For a refresher, let’s redo the seasonal naive approach.
myts.train <- window(myts, end = c(2010, 12))
myts.test <- window(myts, start = 2011)
snfc <- snaive(myts.train, h = 36)
accuracy(snfc, myts.test)
## ME RMSE MAE MPE MAPE MASE
## Training set 9.460661 26.30758 21.23363 4.655690 12.762886 1.0000000
## Test set 14.094444 20.91121 17.30556 3.802915 4.911945 0.8150068
## ACF1 Theil's U
## Training set 0.8070166 NA
## Test set 0.5265917 0.6200865
The RMSE is looking very high compared to either multiplicative method, but let’s confirm.
hwdfc <- hw(myts.train, damped = TRUE, seasonal = "multiplicative")
accuracy(hwdfc, myts.test)
## ME RMSE MAE MPE MAPE MASE
## Training set 0.1340865 13.14634 9.755892 0.05575759 6.322517 0.4594546
## Test set 18.6615873 25.62828 20.779845 5.02059888 5.706599 0.9786288
## ACF1 Theil's U
## Training set 0.09808033 NA
## Test set 0.66318982 0.8263487
Well, that’s interesting. The test scored worse than the seasonal naive, reporting back 25.62828 vs 20.91121!
autoplot(window(myts, start = 2011))
autoplot(window(myts, start = 2011)) +
autolayer(snfc, series = "Seasonal Naive")
autoplot(window(myts, start = 2011)) +
autolayer(hwdfc, series = "HW Damped")
Looking at the graphs, we see that the seasonal naive method does model the actual data more closely than the damped, which overly smooths the trend too much. So what if we did the regular multiplicative?
hwfc <- hw(myts.train, seasonal = "multiplicative")
accuracy(hwfc, myts.test)
## ME RMSE MAE MPE MAPE MASE
## Training set -0.8547669 13.33918 9.850521 -0.6888481 6.402940 0.4639112
## Test set 1.8107543 15.54315 11.449206 0.1862269 3.243521 0.5392014
## ACF1 Theil's U
## Training set 0.07325471 NA
## Test set 0.64813006 0.5034011
So the regular Holt-Winters’ method does outperform the seasonal naive with an RMSE of 15.54315.
autoplot(window(myts, start = 2011)) +
autolayer(hwfc, series = "HW")
Which still seems a little strange, as the plot looks about as smooth as the damped, all things considered.
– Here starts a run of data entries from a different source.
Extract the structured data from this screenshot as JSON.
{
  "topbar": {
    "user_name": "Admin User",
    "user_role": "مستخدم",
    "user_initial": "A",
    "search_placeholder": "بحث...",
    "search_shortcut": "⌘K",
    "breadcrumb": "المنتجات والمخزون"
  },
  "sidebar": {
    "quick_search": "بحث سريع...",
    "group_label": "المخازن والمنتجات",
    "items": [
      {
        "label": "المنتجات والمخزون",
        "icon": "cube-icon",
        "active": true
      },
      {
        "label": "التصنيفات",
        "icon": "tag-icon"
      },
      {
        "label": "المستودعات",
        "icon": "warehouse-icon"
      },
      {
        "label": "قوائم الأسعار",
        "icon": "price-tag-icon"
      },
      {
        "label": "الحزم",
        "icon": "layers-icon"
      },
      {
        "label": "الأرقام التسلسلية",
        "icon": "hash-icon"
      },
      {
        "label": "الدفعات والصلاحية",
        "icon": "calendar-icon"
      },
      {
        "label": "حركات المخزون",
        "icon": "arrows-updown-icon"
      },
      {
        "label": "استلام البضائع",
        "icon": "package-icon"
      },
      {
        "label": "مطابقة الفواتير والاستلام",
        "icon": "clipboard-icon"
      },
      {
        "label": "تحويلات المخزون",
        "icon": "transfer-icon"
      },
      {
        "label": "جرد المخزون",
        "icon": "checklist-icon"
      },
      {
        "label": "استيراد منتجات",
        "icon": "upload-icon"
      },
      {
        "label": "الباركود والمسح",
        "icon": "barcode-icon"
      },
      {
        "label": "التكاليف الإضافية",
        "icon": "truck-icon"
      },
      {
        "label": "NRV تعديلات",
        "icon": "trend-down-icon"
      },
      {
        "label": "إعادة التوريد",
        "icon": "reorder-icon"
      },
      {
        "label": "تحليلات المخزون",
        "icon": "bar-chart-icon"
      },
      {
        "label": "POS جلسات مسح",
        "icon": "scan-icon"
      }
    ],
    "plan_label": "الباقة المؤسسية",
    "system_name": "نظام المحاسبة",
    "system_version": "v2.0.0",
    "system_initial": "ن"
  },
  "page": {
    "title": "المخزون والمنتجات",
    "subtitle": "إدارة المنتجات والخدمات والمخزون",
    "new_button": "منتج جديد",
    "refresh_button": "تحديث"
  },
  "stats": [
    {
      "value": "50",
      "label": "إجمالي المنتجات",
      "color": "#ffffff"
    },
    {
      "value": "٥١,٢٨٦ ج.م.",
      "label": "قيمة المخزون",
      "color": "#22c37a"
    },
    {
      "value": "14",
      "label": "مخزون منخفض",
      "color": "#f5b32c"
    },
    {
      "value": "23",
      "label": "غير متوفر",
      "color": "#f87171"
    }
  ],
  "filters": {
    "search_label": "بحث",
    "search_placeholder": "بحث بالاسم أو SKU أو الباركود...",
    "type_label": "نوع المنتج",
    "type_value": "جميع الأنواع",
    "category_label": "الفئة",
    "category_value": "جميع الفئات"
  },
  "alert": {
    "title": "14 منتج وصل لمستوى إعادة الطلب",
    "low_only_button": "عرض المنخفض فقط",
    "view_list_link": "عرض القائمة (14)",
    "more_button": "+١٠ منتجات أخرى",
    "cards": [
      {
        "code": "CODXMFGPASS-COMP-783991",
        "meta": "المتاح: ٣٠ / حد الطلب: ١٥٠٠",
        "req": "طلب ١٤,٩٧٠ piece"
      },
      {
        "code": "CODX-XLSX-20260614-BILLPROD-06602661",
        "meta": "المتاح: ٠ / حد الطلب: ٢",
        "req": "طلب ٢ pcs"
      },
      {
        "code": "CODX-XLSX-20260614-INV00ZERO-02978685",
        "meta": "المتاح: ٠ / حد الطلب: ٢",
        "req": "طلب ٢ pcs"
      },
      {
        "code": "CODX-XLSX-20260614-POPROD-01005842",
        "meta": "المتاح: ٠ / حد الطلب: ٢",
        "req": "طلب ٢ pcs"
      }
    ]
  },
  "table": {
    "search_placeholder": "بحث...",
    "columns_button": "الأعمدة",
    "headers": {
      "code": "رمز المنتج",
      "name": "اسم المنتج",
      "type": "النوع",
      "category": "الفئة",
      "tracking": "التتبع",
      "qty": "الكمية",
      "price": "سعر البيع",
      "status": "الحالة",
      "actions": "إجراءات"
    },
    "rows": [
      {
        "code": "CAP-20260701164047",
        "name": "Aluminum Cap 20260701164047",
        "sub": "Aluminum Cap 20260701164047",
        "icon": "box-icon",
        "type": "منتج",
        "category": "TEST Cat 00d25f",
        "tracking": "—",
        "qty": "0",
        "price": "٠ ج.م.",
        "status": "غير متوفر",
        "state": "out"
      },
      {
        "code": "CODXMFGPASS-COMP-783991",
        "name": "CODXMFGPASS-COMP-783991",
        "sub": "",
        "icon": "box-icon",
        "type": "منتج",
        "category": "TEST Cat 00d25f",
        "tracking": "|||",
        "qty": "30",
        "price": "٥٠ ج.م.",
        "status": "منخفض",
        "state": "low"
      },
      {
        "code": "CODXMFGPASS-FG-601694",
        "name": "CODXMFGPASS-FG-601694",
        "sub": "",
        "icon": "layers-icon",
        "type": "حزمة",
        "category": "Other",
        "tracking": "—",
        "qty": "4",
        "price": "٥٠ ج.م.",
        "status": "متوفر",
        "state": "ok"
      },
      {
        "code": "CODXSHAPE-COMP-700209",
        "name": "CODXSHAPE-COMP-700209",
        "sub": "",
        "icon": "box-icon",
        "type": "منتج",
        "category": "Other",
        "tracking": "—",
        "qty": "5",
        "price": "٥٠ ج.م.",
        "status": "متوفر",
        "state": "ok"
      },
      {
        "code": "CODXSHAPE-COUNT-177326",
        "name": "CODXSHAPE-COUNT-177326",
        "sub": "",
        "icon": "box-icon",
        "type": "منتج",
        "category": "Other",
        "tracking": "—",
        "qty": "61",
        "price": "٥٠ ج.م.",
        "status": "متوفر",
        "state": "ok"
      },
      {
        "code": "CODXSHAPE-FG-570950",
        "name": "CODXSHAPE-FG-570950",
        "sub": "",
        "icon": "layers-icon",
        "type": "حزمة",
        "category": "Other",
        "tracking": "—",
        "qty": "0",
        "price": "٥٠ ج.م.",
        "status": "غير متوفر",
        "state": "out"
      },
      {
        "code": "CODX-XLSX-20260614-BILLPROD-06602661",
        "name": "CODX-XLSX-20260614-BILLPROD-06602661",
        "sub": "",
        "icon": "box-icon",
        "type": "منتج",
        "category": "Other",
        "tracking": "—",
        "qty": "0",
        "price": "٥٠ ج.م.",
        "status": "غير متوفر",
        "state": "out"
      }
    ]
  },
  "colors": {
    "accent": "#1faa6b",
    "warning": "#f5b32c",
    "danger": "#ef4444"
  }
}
It could be that the damped method over fit the data.
fit3 <- mstl(myts.train, lambda = "auto")
fit3 <- forecast(fit3)
accuracy(fit3, myts.test)
## ME RMSE MAE MPE MAPE MASE
## Training set -3.322853 11.65468 8.582123 -1.6792818 5.387082 0.4041759
## Test set 4.691740 21.22116 16.596886 0.7924293 4.704230 0.7816319
## ACF1 Theil's U
## Training set 0.07328851 NA
## Test set 0.70821370 0.6896223
autoplot(window(myts, start = 2011)) +
autolayer(fit3, series = "Box-Cox ETS")
Our basic, multiplicative Holt-Winters’ method does beat out the Box-Cox transformed ETS. Interestingly, even the seasonal naive has a better RMSE score. It could be a simple matter of the transformations. mstl does everything automatically, and if we instead spent more time fine tuning things with stl, some version could end up beating Holt-Winters’.